# Clematis and buttercup in pasture



## Anna by the forest (May 20, 2018)

Hello! I'm planning a larger and better enclosure for my 2 Nigerian dwarfs. When going through the flora in the area where I plan to keep them I've discovered two plants that concerns me: Creeping buttercup, lots and lots, and some wild form of clematis that seems very invasive. From what I have read it seems that buttercup is poisonous in large doses, but is bitter and not well liked by goats if there are other options. I haven't found much on clematis. Not only am I a beginner with goats, I know very little about gardening and plants as well... I tried some homemade spray made out of water, vinegar and Epsom salt to see if that would work, but it didn't seem very effective on buttercups, and I'm not sure if that would be good for the goats either. 

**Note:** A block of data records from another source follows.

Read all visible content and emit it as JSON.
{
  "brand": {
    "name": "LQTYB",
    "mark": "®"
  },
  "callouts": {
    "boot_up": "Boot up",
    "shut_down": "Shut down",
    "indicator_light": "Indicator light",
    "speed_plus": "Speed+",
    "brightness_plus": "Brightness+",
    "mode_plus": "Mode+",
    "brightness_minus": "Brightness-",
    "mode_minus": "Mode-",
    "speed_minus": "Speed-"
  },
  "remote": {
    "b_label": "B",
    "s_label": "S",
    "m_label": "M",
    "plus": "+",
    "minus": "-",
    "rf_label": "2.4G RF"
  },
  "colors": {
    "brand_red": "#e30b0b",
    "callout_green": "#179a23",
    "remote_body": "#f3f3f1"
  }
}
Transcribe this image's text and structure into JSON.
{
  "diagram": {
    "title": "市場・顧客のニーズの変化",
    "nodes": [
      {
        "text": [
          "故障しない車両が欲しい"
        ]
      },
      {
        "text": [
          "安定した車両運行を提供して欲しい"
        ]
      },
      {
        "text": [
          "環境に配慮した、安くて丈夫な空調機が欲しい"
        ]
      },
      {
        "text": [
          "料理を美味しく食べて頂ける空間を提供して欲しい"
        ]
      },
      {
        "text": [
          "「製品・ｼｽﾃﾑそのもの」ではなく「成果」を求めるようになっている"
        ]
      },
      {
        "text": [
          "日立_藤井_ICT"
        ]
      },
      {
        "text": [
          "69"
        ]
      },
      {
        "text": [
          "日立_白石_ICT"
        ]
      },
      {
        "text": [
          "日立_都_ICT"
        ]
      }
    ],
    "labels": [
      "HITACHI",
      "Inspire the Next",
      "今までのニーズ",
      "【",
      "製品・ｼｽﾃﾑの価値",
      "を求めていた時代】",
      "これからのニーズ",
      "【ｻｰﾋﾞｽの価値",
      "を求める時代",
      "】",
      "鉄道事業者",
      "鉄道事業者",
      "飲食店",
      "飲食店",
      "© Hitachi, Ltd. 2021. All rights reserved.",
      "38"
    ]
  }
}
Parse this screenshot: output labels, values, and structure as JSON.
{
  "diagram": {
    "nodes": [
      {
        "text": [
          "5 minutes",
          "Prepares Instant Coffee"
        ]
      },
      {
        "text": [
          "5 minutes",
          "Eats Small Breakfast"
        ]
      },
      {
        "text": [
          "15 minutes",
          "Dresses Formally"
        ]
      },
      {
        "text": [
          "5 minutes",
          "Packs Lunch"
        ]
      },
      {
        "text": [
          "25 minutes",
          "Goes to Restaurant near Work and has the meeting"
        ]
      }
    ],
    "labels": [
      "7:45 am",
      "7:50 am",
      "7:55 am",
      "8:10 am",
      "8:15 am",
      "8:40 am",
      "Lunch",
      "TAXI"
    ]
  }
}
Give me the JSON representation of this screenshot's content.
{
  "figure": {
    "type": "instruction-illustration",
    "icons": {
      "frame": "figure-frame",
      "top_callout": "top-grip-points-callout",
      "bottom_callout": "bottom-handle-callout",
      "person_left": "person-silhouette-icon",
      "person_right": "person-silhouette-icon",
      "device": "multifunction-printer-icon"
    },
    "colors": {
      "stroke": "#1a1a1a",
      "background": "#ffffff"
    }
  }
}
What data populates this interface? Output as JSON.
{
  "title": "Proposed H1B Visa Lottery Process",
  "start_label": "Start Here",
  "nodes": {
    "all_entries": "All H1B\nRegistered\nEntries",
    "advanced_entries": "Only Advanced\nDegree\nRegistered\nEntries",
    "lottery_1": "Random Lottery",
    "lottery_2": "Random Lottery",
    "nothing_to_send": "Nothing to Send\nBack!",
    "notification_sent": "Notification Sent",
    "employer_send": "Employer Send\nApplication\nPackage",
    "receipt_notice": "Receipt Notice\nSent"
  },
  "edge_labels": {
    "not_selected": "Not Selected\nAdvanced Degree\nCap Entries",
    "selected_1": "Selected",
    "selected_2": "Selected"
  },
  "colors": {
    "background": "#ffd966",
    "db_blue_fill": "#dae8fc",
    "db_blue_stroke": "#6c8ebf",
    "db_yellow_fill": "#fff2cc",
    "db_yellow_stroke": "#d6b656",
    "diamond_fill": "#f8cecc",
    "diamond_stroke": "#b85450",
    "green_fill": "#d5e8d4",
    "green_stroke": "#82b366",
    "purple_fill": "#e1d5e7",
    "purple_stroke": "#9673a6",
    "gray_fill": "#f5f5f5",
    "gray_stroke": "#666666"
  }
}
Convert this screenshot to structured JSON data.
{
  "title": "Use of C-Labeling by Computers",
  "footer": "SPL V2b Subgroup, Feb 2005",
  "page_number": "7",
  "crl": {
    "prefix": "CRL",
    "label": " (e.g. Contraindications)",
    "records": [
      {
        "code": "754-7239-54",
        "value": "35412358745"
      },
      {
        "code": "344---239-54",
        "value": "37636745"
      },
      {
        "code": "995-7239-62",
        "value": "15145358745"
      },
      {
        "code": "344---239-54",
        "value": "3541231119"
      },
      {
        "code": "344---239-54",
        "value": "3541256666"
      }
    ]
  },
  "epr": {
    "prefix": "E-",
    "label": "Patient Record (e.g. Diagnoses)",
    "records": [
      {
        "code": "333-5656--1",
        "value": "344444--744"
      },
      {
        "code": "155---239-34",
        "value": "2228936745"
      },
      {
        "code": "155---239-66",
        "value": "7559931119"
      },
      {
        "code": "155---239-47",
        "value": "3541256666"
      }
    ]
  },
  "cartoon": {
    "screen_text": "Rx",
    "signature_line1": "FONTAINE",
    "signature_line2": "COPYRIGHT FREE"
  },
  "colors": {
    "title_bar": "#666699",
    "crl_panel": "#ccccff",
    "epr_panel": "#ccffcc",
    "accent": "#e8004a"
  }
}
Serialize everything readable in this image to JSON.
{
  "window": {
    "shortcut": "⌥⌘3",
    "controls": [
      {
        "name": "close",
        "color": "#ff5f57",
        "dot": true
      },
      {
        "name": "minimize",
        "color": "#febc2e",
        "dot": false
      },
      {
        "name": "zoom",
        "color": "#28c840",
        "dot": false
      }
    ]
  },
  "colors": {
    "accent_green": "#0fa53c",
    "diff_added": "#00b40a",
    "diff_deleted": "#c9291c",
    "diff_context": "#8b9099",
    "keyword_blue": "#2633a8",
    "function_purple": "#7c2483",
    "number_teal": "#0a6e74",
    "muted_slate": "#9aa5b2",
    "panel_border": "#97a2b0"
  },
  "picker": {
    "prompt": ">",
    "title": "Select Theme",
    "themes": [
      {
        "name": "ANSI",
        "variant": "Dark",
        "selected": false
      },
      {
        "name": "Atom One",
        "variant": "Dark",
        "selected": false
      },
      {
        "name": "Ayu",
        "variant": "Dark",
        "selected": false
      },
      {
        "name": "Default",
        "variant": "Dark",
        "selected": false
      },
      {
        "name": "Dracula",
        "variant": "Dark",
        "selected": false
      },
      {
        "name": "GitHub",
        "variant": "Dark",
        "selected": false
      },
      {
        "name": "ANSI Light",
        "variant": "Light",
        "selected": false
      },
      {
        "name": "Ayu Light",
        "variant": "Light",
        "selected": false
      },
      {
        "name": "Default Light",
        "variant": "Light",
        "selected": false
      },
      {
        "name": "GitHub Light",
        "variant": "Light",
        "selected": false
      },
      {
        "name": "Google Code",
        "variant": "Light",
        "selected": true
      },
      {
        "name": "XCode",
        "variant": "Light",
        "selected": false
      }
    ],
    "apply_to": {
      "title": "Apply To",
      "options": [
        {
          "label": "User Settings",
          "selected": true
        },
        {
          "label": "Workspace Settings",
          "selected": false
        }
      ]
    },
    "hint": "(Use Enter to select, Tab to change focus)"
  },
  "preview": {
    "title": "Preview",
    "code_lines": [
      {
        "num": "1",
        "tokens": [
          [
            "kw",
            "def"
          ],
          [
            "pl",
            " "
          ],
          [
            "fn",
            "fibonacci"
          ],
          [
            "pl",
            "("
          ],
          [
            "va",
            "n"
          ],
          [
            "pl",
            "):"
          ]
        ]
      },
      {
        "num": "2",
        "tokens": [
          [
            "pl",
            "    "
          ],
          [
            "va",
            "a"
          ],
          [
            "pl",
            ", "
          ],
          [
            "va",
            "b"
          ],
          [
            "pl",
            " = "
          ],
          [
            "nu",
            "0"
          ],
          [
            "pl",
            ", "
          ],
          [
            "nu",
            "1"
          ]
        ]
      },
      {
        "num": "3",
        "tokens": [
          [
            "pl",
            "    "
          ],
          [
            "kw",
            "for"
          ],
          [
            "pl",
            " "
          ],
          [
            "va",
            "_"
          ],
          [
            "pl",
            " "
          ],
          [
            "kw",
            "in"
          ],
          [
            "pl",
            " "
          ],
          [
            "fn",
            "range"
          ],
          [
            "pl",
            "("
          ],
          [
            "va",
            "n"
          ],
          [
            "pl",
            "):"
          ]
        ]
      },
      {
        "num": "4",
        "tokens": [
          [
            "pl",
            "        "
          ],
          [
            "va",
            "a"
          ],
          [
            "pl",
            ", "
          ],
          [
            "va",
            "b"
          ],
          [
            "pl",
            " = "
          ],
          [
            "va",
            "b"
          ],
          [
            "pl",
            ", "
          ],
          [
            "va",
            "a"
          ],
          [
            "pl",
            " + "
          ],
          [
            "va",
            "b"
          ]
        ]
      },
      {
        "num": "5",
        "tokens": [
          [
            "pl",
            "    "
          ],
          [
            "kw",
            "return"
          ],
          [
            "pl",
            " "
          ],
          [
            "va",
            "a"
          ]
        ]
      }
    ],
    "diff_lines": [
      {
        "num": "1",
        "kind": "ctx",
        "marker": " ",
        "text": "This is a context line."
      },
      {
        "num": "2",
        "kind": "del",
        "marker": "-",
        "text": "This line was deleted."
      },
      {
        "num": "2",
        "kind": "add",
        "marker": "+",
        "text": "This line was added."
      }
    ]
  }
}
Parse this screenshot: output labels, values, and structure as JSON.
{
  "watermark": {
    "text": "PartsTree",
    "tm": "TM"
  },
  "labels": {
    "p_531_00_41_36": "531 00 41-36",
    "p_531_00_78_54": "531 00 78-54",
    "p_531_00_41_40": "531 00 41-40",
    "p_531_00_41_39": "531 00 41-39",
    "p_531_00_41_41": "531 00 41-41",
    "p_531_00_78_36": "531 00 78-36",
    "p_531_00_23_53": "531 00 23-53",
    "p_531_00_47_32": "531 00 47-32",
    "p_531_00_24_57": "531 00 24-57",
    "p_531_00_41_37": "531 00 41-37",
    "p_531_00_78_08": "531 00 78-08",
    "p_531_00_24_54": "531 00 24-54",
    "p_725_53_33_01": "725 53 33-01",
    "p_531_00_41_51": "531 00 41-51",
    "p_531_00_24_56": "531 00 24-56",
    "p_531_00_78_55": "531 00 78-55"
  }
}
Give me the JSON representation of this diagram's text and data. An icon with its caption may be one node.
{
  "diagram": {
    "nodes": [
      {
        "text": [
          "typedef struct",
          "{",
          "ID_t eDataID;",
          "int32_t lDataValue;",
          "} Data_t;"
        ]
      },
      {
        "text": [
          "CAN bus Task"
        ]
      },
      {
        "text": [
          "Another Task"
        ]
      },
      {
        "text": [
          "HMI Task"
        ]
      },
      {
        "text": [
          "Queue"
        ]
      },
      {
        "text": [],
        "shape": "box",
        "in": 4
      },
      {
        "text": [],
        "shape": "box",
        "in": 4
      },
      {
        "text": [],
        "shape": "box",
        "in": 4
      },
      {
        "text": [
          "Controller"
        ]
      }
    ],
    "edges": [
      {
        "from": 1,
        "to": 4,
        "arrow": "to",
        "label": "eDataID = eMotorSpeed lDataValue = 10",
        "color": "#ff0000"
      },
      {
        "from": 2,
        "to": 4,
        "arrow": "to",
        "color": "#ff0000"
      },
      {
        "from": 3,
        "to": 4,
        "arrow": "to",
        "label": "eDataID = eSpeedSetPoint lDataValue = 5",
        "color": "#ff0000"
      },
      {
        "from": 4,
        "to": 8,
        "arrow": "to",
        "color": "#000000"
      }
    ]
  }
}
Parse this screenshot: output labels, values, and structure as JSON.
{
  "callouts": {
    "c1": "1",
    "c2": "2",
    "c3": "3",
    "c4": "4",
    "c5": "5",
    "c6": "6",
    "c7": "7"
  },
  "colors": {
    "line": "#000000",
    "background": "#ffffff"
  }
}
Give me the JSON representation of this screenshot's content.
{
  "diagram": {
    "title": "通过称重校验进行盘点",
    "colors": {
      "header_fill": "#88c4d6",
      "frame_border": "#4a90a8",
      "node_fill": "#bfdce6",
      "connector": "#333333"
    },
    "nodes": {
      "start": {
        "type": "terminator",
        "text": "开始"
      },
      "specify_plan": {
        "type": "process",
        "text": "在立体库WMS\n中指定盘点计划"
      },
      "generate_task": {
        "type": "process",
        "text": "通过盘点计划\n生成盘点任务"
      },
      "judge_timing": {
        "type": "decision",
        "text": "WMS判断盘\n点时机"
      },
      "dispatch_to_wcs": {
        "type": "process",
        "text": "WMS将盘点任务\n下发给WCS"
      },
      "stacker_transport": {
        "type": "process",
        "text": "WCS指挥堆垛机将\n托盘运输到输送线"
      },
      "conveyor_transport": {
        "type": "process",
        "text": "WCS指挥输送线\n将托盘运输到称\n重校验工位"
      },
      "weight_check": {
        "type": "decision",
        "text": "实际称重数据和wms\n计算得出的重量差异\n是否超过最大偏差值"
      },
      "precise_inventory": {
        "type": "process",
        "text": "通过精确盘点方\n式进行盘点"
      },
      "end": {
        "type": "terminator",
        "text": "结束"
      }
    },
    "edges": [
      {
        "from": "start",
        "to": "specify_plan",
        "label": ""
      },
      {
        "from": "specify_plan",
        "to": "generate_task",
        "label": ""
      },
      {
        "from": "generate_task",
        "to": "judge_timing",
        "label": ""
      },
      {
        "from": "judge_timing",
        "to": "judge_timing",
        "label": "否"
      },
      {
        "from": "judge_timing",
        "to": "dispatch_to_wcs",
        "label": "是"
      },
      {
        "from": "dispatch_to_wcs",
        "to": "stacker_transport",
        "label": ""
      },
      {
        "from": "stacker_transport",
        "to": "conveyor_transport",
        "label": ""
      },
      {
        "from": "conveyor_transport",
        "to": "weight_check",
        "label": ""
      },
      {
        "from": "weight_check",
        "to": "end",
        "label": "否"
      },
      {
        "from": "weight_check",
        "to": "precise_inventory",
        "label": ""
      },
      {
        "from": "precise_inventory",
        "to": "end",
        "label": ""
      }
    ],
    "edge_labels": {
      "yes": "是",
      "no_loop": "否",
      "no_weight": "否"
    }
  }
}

I'm curious about how other experienced goat owners tackle these issues?


----------



## GoatKids (Apr 8, 2018)

How big is your pasture you're keeping them in? If it was me, I would grab my handy shovel and dig them up. Maybe try another home remedy or buy a pet safe weed killer.


----------



## Deborah Haney (Jul 11, 2017)

We have clematis and creeping buttercup in our yard, the buttercup is everywhere but the goats don't eat it at all. The clematis is only in one spot and I haven't seen them eat it except once when Max was a brand new kid trying to figure out what was food. If they were my goats I would have no problem letting them around it, provided there was food for them nearby.


----------



## Goat town (May 6, 2018)

I have found that the things that are not good for goats they won't eat anyway. Mine are really smart that way


----------



## Anna by the forest (May 20, 2018)

Turns out my goats are pretty smart too, I haven't seen them eat the buttercup or clematis yet either.


----------



## 15WildTurkey (Apr 13, 2015)

Keep an eye, it seems that if they were raised with a herd on pasture they have a better understanding. Some are instinctual and some are opportunistic.


----------



## toth boer goats (Jul 20, 2008)

Old post.


----------



## 15WildTurkey (Apr 13, 2015)

Duh. Thanks.


----------